White House Reportedly Set to Announce Yet Another Major Obamacare Delay Shielding Dems in the Midterms

"This is not something to have out there right before the election.”

The White House is expected to allow health insurance plans not meeting the standards set by the Affordable Care Act to continue to be sold, another major Obamacare delay that would get around plan cancellation notices having to be sent before the midterm elections, The Hill newspaper reported.

President Barack Obama delivers remarks at an Organizing for Action "Obamacare Summit," in Washington, D.C., Nov. 4, 2013. (Getty Images)

Reportedly set to be announced as early as this week, the administration would allow insurers to continue selling insurance plans that don't meet the law's standards until at least the end of President Barack Obama's term in office, and possibly beyond that.

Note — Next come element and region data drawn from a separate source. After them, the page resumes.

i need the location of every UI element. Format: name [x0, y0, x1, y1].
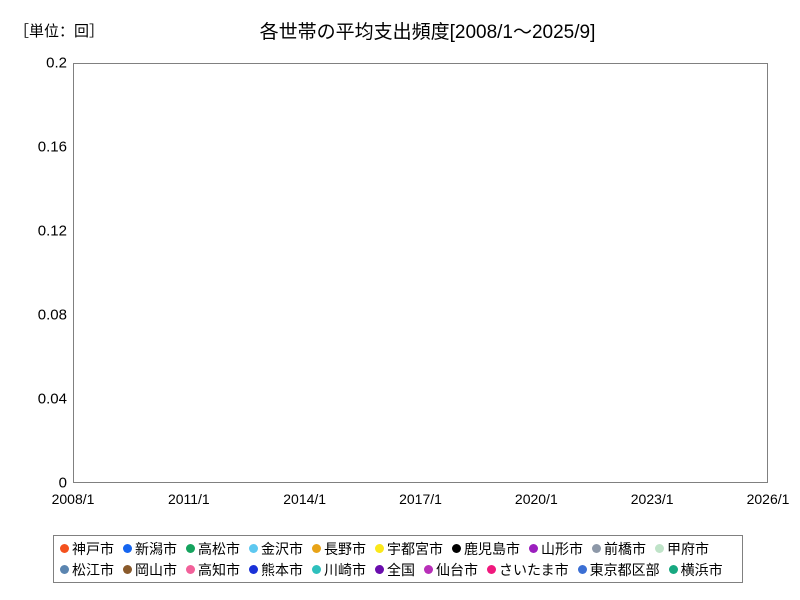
legend-item-新潟市[interactable]: 新潟市 [123, 542, 177, 556]
chart-frame [73, 63, 768, 483]
unit-label: ［単位：回］ [14, 23, 105, 40]
chart-plot-area [73, 63, 768, 483]
legend-item-前橋市[interactable]: 前橋市 [592, 542, 646, 556]
legend-label: 山形市 [541, 540, 583, 557]
x-axis-tick-label: 2026/1 [746, 491, 790, 507]
legend-label: 高松市 [198, 540, 240, 557]
legend-item-金沢市[interactable]: 金沢市 [249, 542, 303, 556]
legend-item-神戸市[interactable]: 神戸市 [60, 542, 114, 556]
legend-marker-icon [312, 565, 321, 574]
legend-label: 鹿児島市 [464, 540, 520, 557]
x-axis-tick-label: 2023/1 [630, 491, 674, 507]
y-axis-tick-label: 0 [58, 474, 67, 492]
legend-item-全国[interactable]: 全国 [375, 563, 415, 577]
legend-label: 新潟市 [135, 540, 177, 557]
legend-label: 高知市 [198, 561, 240, 578]
legend-marker-icon [186, 565, 195, 574]
legend-marker-icon [577, 565, 587, 574]
legend-item-高松市[interactable]: 高松市 [186, 542, 240, 556]
legend-label: 熊本市 [261, 561, 303, 578]
x-axis-tick-label: 2014/1 [283, 491, 327, 507]
legend-marker-icon [249, 544, 258, 553]
y-axis-tick-label: 0.12 [37, 222, 67, 240]
legend-item-甲府市[interactable]: 甲府市 [655, 542, 709, 556]
x-axis-tick-label: 2020/1 [514, 491, 558, 507]
legend-item-横浜市[interactable]: 横浜市 [668, 561, 723, 578]
legend-item-川崎市[interactable]: 川崎市 [312, 563, 366, 577]
page-title: 各世帯の平均支出頻度[2008/1～2025/9] [259, 22, 596, 43]
chart-legend: 神戸市 新潟市 高松市 金沢市 長野市 宇都宮市 鹿児島市 山形市 前橋市 甲府市 松江市 岡山市 高… [53, 535, 743, 583]
legend-marker-icon [487, 565, 496, 574]
legend-item-岡山市[interactable]: 岡山市 [123, 563, 177, 577]
legend-marker-icon [668, 565, 678, 574]
legend-item-長野市[interactable]: 長野市 [312, 542, 366, 556]
legend-label: さいたま市 [499, 561, 569, 578]
legend-item-高知市[interactable]: 高知市 [186, 563, 240, 577]
legend-label: 東京都区部 [589, 561, 660, 578]
legend-marker-icon [529, 544, 538, 553]
legend-label: 仙台市 [436, 561, 478, 578]
legend-item-仙台市[interactable]: 仙台市 [424, 563, 478, 577]
legend-item-山形市[interactable]: 山形市 [529, 542, 583, 556]
legend-marker-icon [592, 544, 601, 553]
legend-item-東京都区部[interactable]: 東京都区部 [577, 561, 660, 578]
legend-marker-icon [60, 544, 69, 553]
legend-row-1: 神戸市 新潟市 高松市 金沢市 長野市 宇都宮市 鹿児島市 山形市 前橋市 甲府市 [60, 538, 736, 559]
legend-label: 松江市 [72, 561, 114, 578]
legend-item-さいたま市[interactable]: さいたま市 [487, 563, 569, 577]
legend-item-鹿児島市[interactable]: 鹿児島市 [452, 542, 520, 556]
legend-label: 横浜市 [680, 561, 723, 578]
y-axis-tick-label: 0.2 [46, 54, 67, 72]
legend-label: 金沢市 [261, 540, 303, 557]
legend-marker-icon [60, 565, 69, 574]
legend-marker-icon [655, 544, 664, 553]
legend-marker-icon [249, 565, 258, 574]
legend-label: 長野市 [324, 540, 366, 557]
legend-marker-icon [424, 565, 433, 574]
legend-item-松江市[interactable]: 松江市 [60, 563, 114, 577]
legend-row-2: 松江市 岡山市 高知市 熊本市 川崎市 全国 仙台市 さいたま市 東京都区部 横浜市 [60, 559, 736, 580]
legend-label: 全国 [387, 561, 415, 578]
x-axis-tick-label: 2017/1 [399, 491, 442, 507]
legend-marker-icon [186, 544, 195, 553]
y-axis-tick-label: 0.08 [37, 306, 67, 324]
x-axis-tick-label: 2008/1 [51, 491, 95, 507]
y-axis-tick-label: 0.16 [37, 138, 67, 156]
legend-marker-icon [452, 544, 461, 553]
legend-label: 川崎市 [324, 561, 366, 578]
legend-marker-icon [375, 565, 384, 574]
legend-label: 前橋市 [604, 540, 646, 557]
legend-marker-icon [123, 565, 132, 574]
legend-marker-icon [123, 544, 132, 553]
legend-item-熊本市[interactable]: 熊本市 [249, 563, 303, 577]
x-axis-tick-label: 2011/1 [167, 491, 210, 507]
legend-marker-icon [312, 544, 321, 553]
legend-label: 甲府市 [667, 540, 709, 557]
legend-item-宇都宮市[interactable]: 宇都宮市 [375, 542, 443, 556]
y-axis-tick-label: 0.04 [37, 390, 67, 408]
legend-label: 岡山市 [135, 561, 177, 578]
legend-marker-icon [375, 544, 384, 553]
legend-label: 神戸市 [72, 540, 114, 557]
legend-label: 宇都宮市 [387, 540, 443, 557]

There was no indication that Obama would seek congressional authorization, so this would be another unilateral executive action.

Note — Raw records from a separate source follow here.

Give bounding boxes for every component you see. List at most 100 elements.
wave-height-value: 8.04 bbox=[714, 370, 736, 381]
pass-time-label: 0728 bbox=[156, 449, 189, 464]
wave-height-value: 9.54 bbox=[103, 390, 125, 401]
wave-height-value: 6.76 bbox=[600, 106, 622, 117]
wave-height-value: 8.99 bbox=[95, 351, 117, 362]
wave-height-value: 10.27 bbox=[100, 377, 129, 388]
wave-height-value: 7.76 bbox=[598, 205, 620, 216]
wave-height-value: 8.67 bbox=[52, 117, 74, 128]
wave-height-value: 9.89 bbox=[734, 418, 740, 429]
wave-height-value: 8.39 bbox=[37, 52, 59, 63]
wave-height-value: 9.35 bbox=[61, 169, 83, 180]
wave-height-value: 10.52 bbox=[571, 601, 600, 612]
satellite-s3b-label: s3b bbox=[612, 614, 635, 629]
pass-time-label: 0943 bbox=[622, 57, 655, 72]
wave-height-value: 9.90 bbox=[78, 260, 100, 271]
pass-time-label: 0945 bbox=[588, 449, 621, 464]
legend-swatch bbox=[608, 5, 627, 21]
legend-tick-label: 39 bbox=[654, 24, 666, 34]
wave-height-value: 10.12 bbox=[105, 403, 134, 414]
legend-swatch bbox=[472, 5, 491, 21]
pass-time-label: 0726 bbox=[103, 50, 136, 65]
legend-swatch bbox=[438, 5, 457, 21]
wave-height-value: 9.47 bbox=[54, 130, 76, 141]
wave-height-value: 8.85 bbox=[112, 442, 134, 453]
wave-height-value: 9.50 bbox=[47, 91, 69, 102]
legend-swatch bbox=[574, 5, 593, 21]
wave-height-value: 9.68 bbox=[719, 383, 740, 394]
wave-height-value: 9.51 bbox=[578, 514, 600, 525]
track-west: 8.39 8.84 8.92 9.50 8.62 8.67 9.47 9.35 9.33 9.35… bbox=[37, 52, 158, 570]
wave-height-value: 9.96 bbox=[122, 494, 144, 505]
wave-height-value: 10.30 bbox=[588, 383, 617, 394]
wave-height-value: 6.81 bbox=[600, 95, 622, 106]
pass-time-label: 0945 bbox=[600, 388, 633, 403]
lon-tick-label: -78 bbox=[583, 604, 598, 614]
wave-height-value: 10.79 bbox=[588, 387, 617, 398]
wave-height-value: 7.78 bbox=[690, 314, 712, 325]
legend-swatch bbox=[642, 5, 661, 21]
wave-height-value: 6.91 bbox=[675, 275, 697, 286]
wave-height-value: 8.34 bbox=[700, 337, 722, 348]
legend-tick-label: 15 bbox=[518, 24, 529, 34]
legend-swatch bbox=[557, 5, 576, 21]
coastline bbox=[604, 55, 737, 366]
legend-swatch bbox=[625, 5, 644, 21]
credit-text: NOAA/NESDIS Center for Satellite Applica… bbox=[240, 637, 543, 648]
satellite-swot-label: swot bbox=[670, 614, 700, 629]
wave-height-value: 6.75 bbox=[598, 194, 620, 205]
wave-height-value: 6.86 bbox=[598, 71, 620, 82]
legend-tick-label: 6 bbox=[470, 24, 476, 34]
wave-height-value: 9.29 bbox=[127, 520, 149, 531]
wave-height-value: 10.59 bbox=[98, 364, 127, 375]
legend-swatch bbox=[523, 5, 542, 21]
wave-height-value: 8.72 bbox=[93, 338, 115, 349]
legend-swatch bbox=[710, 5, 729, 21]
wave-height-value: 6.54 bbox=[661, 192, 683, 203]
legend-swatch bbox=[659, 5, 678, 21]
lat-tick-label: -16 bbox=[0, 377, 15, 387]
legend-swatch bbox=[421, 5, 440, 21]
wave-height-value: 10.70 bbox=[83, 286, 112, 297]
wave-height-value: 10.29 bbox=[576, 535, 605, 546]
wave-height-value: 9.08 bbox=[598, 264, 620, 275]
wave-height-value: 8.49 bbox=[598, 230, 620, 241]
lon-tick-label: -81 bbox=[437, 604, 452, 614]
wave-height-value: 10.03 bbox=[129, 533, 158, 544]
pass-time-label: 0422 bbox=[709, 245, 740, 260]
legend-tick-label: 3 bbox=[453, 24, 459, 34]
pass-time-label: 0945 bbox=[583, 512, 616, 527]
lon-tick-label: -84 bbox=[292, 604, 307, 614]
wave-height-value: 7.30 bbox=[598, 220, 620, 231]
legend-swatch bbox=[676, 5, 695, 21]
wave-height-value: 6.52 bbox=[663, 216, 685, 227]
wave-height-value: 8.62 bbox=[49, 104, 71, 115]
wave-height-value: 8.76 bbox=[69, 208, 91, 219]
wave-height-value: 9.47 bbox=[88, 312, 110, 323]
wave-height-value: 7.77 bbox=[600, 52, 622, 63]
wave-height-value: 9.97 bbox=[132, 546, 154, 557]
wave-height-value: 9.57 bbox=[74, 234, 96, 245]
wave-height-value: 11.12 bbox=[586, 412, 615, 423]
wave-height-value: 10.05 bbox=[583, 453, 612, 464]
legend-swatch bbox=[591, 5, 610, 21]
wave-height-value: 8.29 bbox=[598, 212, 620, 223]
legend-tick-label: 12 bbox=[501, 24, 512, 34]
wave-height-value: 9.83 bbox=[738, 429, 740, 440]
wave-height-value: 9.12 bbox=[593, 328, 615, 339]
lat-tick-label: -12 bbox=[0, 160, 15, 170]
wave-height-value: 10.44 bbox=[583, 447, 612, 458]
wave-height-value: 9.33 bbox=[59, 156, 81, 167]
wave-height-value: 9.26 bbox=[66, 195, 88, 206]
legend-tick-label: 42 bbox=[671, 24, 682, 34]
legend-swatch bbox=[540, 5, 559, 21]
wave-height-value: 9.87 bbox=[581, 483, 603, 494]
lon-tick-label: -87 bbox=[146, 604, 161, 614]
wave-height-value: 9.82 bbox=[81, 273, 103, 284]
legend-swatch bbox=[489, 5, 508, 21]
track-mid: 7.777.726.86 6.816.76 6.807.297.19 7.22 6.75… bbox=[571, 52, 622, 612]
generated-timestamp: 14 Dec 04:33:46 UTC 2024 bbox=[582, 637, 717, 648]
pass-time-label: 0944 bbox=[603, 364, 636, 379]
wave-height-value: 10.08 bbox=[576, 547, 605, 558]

Republicans have seized on the pledge from Obama and other Democrats that “if you like your plan you can keep it" going into the November midterms. After millions of health care policies were canceled last fall because they did not meet the minimum standards put forward by the Affordable Care Act, Obama was forced to admit that pledge wasn't going to hold true for everyone; PolitiFact even named it the biggest lie of 2013.

Last year, Obama announced that he would be working with insurers and the states to allow people to keep their current plans for another year even if those plans did not meet the Obamacare standards. That pushed any cancellations past the 2014 midterm elections, but 90-day notices are required, so notices of pending cancellations would be in the mail well before the November voting.

Neither the White House nor the Department of Health and Human Services immediately responded to inquiries from TheBlaze.

The changes are “imminent,” health insurance industry sources told The Hill.

“I don’t see how they could have a bunch of these announcements going out in September,” an unnamed consultant in the health insurance industry told The Hill. “Not when they’re trying to defend the Senate and keep their losses at a minimum in the House. This is not something to have out there right before the election.”

Obamacare requires insurance companies offer 10 medical benefits that the administration considers essential, such as prescription drug coverage, preventative services, maternity and pediatric care, as well as the controversial contraception mandate. Under the delay, health insurance plans would not have to meet each of these requirements.